Un eslogan tierno, blanquito y esponjoso, muy en la línea de la puesta en escena de Sumar, pero detrás del cual anidan dos de los grandes males de nuestro momento: la infantilización y el narcisismo. Un lema biensonante pero que da lugar a una confusión peligrosa, pues los deseos, por excelsos que sean, ni son ni tienen por qué ser derechos.
La consigna encierra grandes dilemas. El primero de ellos, discernir qué es un buen deseo. Aplicado, por ejemplo, a nuestra política territorial, en la que Yolanda Díaz anda tan interesada que su andandillo la llevó incluso a reunirse con el malversador Puigdemont: ¿cuál sería el buen deseo, el de un extremeño que reclama solidaridad y justicia, o el de un catalán que quiere romper la caja común en nombre de su identidad? La respuesta no gustará a los sumaritas, que no parecen haber contemplado que uno de los problemas de su paradigma es que el deseo de uno, en tanto que individual, puede chocar con el del otro.

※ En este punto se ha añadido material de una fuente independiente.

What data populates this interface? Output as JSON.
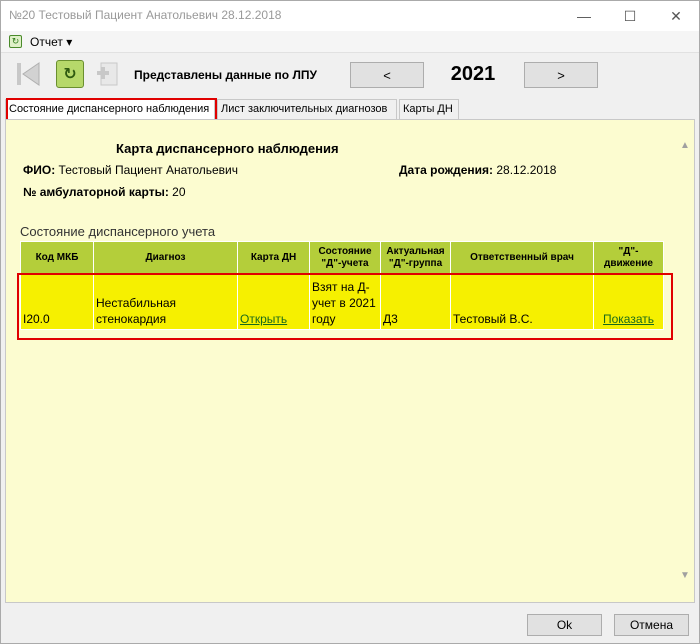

Tampoco parecen haber contemplado que no solo sus votantes desean. ¿O accederían acaso a convertir en derecho el que, para miles de personas en nuestro país, es un buen deseo: que los fetos que, si les dejan, se convertirán en niños, no sean aspirados o expulsados químicamente del vientre de sus madres?
La conversión de buenos deseos en derechos puede generar monstruos. Es el caso de quienes piensan que uno de los deseos más bellos, el de paternidad, es un derecho, y por ello recurren a la compra de niños por vientre de alquiler. O de quienes se creen con derecho al sexo y, por ello, a echar mano del alquiler no ya de vientres sino de cuerpos enteros —normalmente de mujeres, normalmente pobres— por la vía de la prostitución.

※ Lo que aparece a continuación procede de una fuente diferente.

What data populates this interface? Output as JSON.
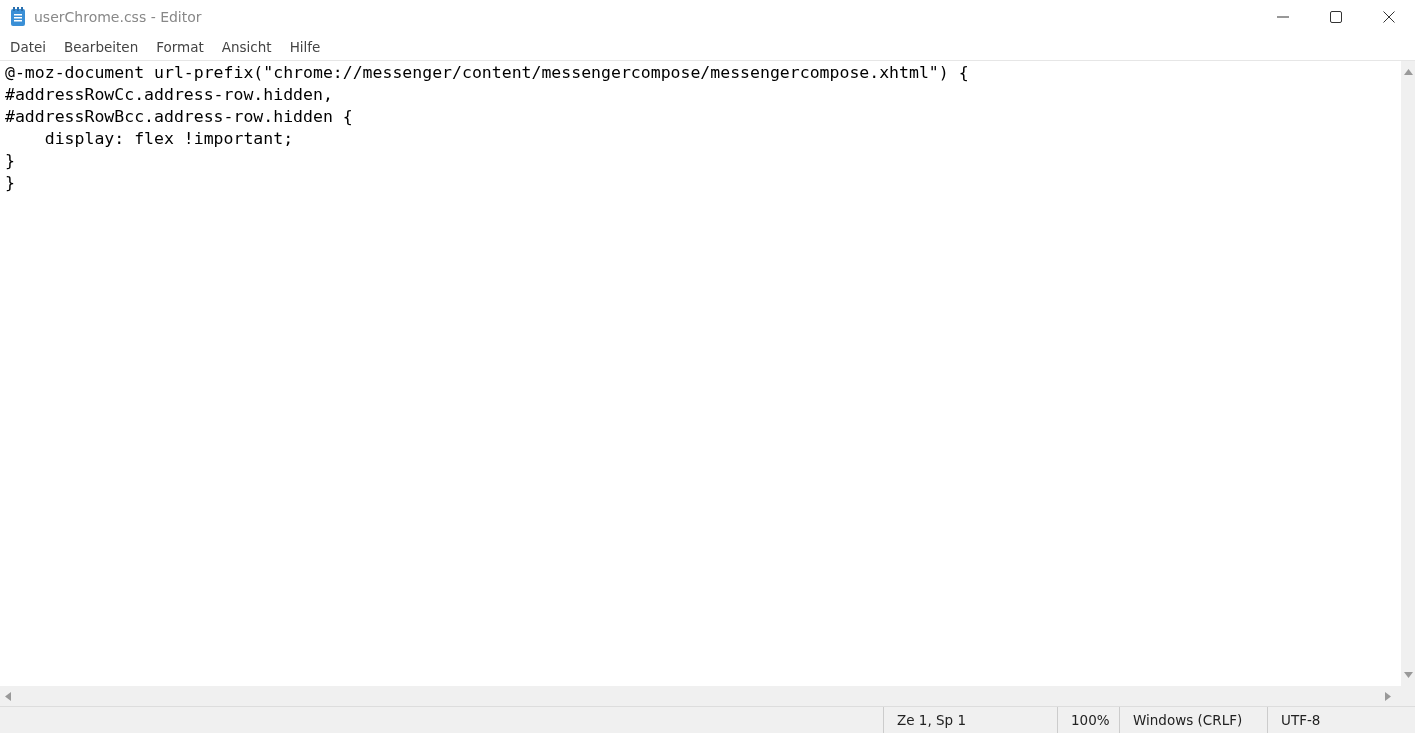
{
  "window": {
    "title": "userChrome.css - Editor"
  },
  "menu": [
    "Datei",
    "Bearbeiten",
    "Format",
    "Ansicht",
    "Hilfe"
  ],
  "editor": {
    "lines": [
      "@-moz-document url-prefix(\"chrome://messenger/content/messengercompose/messengercompose.xhtml\") {",
      "#addressRowCc.address-row.hidden,",
      "#addressRowBcc.address-row.hidden {",
      "    display: flex !important;",
      "}",
      "}"
    ]
  },
  "status_bar": [
    "Ze 1, Sp 1",
    "100%",
    "Windows (CRLF)",
    "UTF-8"
  ]
}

“Son muchos los caminos por los que la libido neoliberal nos hace confundir nuestro deseo con un derecho. Por eso conviene recordar que nuestra apetencia clientelar no siempre tiene razón”, escribió con tino hace unos años García Montero, ya preocupado por esta deriva deseante de la izquierda. Mucho antes, Chesterton ya nos avisaba de que, “para corromper a un individuo, basta con enseñarle a llamar derechos a sus anhelos personales”.
En cualquier caso, en casa les vamos a decir a los de Sumar que aquí lo que queremos es ser superhéroes. Nadie nos puede negar que sea un buen deseo. A no ser que elijamos al Capitán Trueno, en cuyo caso nos responderán que no nos lo conceden, que ese es un facha. Ana Iris Simón es escritora.